= Gwinnett College =

For-profit college in Georgia

Gwinnett College is a for-profit college with its main campus in Lilburn, Georgia.

==History==
Gwinnett College was founded in Lilburn, Georgia in July 1976, by its past president Ruby B. Jackson, as an answer to the tremendous growth being experienced in the North Atlanta, Georgia area and by Gwinnett County in particular.

==Academics==
The school offers associate degrees and certificates.

==Accreditation==
Gwinnett College is accredited by the Accrediting Council for Independent Colleges and Schools, and is approved by the US Department of Education. Gwinnett College is also authorized to operate by the Georgia Nonpublic Postsecondary Education Commission.

==Sandy Springs campus==
Formerly known as the Rising Spirit Institute of Natural Health, Gwinnett College - Sandy Springs (GCSS) is located in Sandy Springs, Georgia, a suburb of the Atlanta, Georgia metropolitan area. It offers diplomas and certificates in massage therapy, medical assisting and medical office administration.

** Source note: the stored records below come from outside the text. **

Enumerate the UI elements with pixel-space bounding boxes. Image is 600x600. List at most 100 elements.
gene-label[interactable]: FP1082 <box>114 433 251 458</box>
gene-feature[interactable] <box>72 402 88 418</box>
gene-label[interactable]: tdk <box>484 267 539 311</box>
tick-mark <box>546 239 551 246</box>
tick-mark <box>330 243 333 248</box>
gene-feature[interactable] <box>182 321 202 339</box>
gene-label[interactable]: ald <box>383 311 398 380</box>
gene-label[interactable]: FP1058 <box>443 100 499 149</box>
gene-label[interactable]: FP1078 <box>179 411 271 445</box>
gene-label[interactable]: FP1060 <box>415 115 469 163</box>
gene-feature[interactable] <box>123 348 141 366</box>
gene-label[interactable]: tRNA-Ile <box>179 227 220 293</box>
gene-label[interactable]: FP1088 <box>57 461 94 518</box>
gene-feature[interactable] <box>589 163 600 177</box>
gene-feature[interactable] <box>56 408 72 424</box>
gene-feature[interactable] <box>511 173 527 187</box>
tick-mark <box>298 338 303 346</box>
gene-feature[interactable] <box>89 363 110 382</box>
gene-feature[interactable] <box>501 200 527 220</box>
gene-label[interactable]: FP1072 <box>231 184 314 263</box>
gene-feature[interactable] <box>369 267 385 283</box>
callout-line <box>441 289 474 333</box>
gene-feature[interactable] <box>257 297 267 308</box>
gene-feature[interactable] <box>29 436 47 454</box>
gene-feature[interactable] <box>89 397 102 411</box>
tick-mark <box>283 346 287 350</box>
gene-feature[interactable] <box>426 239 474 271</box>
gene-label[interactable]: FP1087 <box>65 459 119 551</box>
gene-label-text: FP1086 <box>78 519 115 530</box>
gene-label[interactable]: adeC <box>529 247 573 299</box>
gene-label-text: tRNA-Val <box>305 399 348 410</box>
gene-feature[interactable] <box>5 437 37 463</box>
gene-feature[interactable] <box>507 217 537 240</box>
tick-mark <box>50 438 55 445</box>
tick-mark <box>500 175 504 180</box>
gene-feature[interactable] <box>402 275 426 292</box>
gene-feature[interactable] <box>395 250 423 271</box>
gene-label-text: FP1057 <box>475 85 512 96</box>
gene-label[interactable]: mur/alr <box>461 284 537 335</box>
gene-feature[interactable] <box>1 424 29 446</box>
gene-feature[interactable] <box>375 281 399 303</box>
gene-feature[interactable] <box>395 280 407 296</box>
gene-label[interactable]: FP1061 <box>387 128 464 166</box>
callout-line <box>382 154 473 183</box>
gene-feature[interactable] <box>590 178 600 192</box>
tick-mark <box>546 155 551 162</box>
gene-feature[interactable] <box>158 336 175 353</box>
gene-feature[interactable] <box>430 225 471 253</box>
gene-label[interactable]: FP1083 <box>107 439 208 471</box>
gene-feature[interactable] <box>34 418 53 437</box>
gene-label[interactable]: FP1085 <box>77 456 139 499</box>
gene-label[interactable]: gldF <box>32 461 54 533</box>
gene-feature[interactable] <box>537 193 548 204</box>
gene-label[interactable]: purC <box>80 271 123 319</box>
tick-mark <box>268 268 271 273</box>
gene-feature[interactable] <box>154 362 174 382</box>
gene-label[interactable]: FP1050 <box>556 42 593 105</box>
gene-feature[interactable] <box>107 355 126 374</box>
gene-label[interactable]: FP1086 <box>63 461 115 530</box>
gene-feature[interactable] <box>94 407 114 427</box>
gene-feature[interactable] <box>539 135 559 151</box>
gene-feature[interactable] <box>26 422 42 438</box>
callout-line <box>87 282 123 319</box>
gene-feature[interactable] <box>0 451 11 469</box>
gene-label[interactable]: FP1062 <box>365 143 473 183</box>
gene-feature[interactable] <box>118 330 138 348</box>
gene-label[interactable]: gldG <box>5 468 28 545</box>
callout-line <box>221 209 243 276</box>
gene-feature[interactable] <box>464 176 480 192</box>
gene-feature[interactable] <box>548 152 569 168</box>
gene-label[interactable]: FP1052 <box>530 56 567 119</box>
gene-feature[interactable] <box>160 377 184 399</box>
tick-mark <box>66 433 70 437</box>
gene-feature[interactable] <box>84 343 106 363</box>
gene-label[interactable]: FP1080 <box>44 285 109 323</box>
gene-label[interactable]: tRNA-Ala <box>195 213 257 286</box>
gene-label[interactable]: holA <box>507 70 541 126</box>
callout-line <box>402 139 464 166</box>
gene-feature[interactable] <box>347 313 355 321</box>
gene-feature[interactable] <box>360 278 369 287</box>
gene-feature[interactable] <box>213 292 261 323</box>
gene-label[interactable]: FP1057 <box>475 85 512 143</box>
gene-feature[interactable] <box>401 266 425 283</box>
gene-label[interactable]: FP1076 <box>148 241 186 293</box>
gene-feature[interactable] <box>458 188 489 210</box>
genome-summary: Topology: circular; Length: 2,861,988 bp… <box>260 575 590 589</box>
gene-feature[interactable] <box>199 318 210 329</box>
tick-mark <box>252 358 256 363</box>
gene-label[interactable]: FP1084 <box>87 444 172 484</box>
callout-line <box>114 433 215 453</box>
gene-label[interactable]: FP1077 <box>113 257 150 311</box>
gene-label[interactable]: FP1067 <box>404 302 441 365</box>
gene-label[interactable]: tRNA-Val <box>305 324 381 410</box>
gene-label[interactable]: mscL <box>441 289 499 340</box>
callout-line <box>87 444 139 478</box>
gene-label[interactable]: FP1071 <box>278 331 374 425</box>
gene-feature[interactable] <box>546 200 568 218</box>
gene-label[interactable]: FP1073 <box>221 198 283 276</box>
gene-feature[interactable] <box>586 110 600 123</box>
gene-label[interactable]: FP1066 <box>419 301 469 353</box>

As of January 2013, enrollment at GCSS is 126, with tuition listed at $11,995 per year.

===History===
Gwinnett College – Sandy Springs was founded as the New Life Institute in 1994 by Bruce and Marti Costello, and later renamed to the Rising Spirit Institute in 2000. It was founded as a school for massage therapy, with the specialty program being Neuromuscular Therapy. It was acquired by Gwinnett College in 2006. In October 2008, the name was changed to Gwinnett College – Sandy Springs, and two new programs of Medical Assisting and Medical Office Administration were added.

===Accreditation===
GCSS is accredited by the Accrediting Commission of Career Schools and Colleges, and is approved by the US Department of Education.
GCSS is also approved to operate by the Georgia Nonpublic Postsecondary Education Commission.